As the moniker implies, Justin Gelband's ModelFit studio in Manhattan has a cult following of, yes, models. But when Gelband first developed his fitness method, he didn't have them in mind at all. "People think, 'He only trains models,' but that's not what it's about," he explains. " I started out by training women who had to lose 20, 30 kilograms. ModelFit is about being the best model of yourself with the body you have." The technique involves executing tiny yet tough movements meant to tone and carve out curves. Here are five of Gelband's top moves — all you need is a resistance band (try the Rejuvenation Pro Resistance Ankle Cuff, Dhs45, amazon.com). Do the workout three times a week along with cardio once or twice a week to see results in as little as 21 days.
Holding the resistance band in your hands, stand with your feet hip-width apart, knees slightly bent and palms facing out. Raise your arms out in front of you slightly above your shoulders, then point your right toe forward at a 45-degree angle. Keeping resistance in both arms, lower your right arm straight down, with minimal bend in the elbow. Then simultaneously move your right arm and right leg back into the starting position. Lower into a squat, and "slowly move arms away from each other, creating resistance in the band, as you sink down," says Gelband. Repeat 12 times, then switch sides.
Start in a plank position with the resistance band around your ankles. Slowly bring your right knee to the outside of your right arm, then back to plank; repeat 12 times. Hold the last one in, do 12 micro pulses in and out, then switch legs. The key to scooping out a flat belly: Move in slow-mo. "When you do this move at 100 miles an hour, which most people do, your brain and body don't connect," he says. "Your body thinks you're going through a crazy motion for no reason, and you don't tap into the real body benefit."

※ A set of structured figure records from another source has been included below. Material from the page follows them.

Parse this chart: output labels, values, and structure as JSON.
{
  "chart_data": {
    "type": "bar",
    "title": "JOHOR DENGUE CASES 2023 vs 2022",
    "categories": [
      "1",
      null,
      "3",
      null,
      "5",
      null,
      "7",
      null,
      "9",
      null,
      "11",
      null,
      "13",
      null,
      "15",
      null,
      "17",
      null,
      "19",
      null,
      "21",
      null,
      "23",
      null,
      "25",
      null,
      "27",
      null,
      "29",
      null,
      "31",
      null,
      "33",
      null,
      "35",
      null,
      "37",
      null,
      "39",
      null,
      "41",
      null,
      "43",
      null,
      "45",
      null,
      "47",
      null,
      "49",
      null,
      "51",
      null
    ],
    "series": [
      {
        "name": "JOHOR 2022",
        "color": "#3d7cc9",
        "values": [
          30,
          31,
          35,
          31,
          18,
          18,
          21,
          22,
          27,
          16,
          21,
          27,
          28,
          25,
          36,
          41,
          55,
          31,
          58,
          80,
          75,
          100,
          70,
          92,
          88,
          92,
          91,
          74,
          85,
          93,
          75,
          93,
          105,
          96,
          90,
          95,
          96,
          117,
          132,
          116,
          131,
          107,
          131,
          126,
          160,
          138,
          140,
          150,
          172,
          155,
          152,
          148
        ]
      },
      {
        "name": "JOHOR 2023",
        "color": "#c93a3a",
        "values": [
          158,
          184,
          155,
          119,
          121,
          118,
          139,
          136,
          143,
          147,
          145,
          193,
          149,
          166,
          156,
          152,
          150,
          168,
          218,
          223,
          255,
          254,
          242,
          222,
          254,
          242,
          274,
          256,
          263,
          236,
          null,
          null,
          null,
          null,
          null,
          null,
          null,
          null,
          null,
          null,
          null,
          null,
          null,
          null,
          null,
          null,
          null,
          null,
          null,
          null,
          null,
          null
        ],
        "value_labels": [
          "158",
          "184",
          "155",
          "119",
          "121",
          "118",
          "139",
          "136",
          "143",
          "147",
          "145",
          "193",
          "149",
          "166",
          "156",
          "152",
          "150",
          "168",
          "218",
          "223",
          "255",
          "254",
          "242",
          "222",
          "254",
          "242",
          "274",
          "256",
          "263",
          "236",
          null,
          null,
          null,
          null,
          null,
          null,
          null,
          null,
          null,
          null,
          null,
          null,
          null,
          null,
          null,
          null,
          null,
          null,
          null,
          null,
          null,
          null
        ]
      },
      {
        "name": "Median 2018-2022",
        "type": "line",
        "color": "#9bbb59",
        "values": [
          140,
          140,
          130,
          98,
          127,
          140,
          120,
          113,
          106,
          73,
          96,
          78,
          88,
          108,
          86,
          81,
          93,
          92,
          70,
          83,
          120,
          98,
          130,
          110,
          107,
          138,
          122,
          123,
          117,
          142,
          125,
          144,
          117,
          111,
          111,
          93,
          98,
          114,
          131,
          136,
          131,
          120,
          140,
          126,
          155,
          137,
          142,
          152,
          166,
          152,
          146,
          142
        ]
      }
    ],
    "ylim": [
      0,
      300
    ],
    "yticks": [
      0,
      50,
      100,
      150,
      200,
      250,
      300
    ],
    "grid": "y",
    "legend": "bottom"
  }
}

This two-part exercise is the ultimate rear raiser, Gelband says. With the resistance band around your ankles, start on all fours, with your shoulders over your wrists, and knees hip-distance apart. Lift your right leg to a 90-degree angle, with your bent knee pointed downward and toes pointed up. Engage your right butt muscle to lift and lower your right leg up and down just one inch; do 12 reps. Next, turn your right leg to a fire-hydrant position (your foot should be in line with your knee), and flex your foot. Focus on using your right butt muscle to lift and lower your right leg one inch 12 times. Repeat each move, but do the first with a flexed foot and the second with toes pointed; switch sides. The game changer: Think of nothing else but your backside. "Are you really using your butt to lift your leg or are you using your back, legs, and stomach?" asks Gelband.
With the resistance band around your ankles, stand with legs hip-distance apart, knees slightly bent. For each move in this trifecta, slightly lift and lower your pointed toe for 12 reps each. First, place your right foot in front of you at a 45-degree angle, then extend it directly out to the side, and finish by extending it slightly behind you on a diagonal. Switch legs. "Stay focused on engaging your inner thigh the entire time," he says. "These should very small movements — you don't want to swing your leg at all while lifting."
Swapping your standard forward lunge for a sideways angle is the secret to lean legs. "When you see thighs and calves that are blown up, it's because people are using the same major muscles and not creating length and strength in other areas," Gelband says. Stand with feet hip-width apart, then take a step to the right into a side lunge. Use your glutes to slowly drag your right leg back to the starting position. Shift your weight onto your right leg, and bend and lift your left leg to meet your right elbow in a mini side crunch. Do this set 12 times, switch sides, and repeat.